Last year, I reported that the United States fell from sixth to eighth place -- behind Canada -- in the Heritage Foundation/Wall Street Journal's 2010 Index of Economic Freedom. Now, we've fallen further. In the just-released 2011 Index, the United States is in ninth place. That's behind Hong Kong, Singapore, Australia, New Zealand, Switzerland, Canada, Ireland and Denmark.

The biggest reason for the continued slide? Spending as a percentage of gross domestic product. (State and local spending is not counted.)

The debt picture is dismal, too. We are heading into Greece's territory.

Are we doomed? Not necessarily. Economist David R. Henderson points out that our neighbors to the north faced a similar crisis. In 1994, the debt that Canada owed to investors was 67 percent of GDP. Today, it's less than 30 percent.

What did Canada do? It cut spending from 17.5 percent of GDP to 11.3 percent.

This wasn't merely a cut in the growth of spending, a favorite trick of congressional committees. These were actual reductions in absolute spending.

"If a cabinet minister wanted a smaller cut in one program, he had to come up with a bigger cut in another program," writes Henderson in "Canada's Budget Triumph," published by the Mercatus Center. All but one of Canada's 22 federal departments experienced real cuts in spending. While Canada raised taxes slightly, spending was cut six to seven times more.

These supposedly painful cuts didn't cause terrible pain. In fact, there was much more gain than pain. Unemployment dropped, the economy boomed, and the Canadian dollar -- then worth about 71 cents U.S. -- today is about equal to the American dollar.

If Canada can do it, we can, too. But the signs aren't good. New Speaker John Boehner, leader of the Republicans who now control the House, says he wants to cut spending. When he was sworn in last week, he declared: "Our spending has caught up with us. ... No longer can we kick the can down the road."

But when NBC anchorman Brian Williams asked him to name a program "we could do without," he said, "I don't think I have one off the top of my head."

Give me a break! You mean to tell me the Republican leader in the House doesn't already know what he wants to cut? I don't know which is worse -- that he doesn't have a list or that he won't talk about it in public.

The Republicans say they'll start by cutting $100 billion, but let's put that in perspective. The budget is close to $4 trillion. So $100 billion is just 2.5 percent. That's shooting too low. Firms in the private sector make cuts like that all the time. It's considered good business -- pruning away deadwood.

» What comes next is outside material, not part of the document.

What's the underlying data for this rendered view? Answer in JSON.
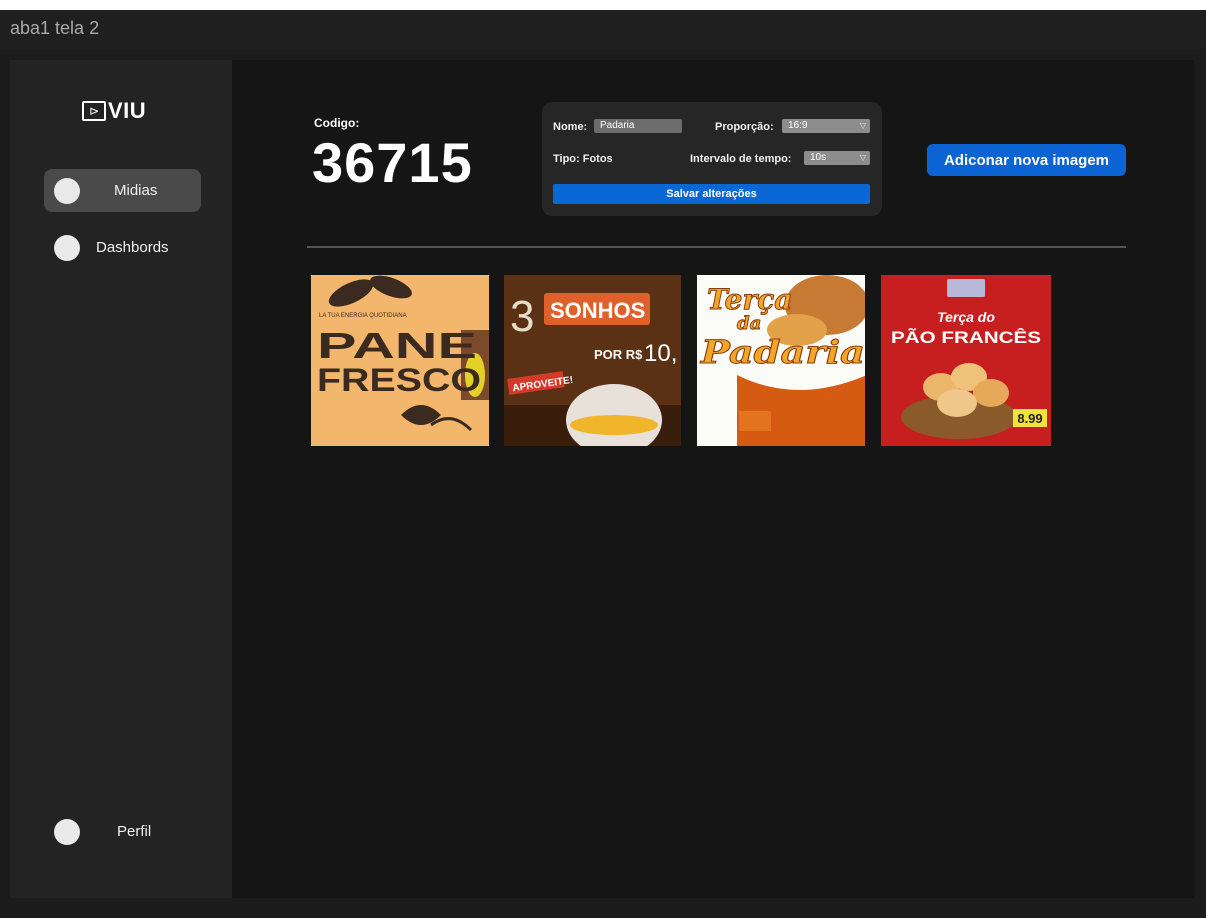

GOP leaders say the source of their short-run cuts will be discretionary non-security spending. They foolishly exclude entitlement spending, which Congress puts on autopilot, and all spending for national and homeland security (whether it's necessary or not). That leaves only $520 billion.

So even if the Republicans managed to cut all discretionary non-security spending (which is not what they plan), the deficit would still be $747 billion. (The deficit is now projected to be $1.267 trillion.)

This is a revolution? Republicans will have to learn that there is no budget line labeled "waste, fraud, abuse." If they are serious about cutting government, they will ax entire programs, departments and missions.

I'm not confident they have it in them. I hope I'm wrong, but they're politicians, after all. I'm reminded of Spencer Abraham. When he was a senator, he sponsored a bill to abolish the Department of Energy. But then George W. Bush appointed him to head the department. Suddenly, he saw the importance of the Energy Department. "I changed my mind after Congress passed legislation in 2000 reorganizing the department," Abraham explained to his former Senate colleagues. Yeah, yeah.

That's why I fear that the new Congress will soon remind me of that line by the Who: "Meet the new boss, same as the old boss."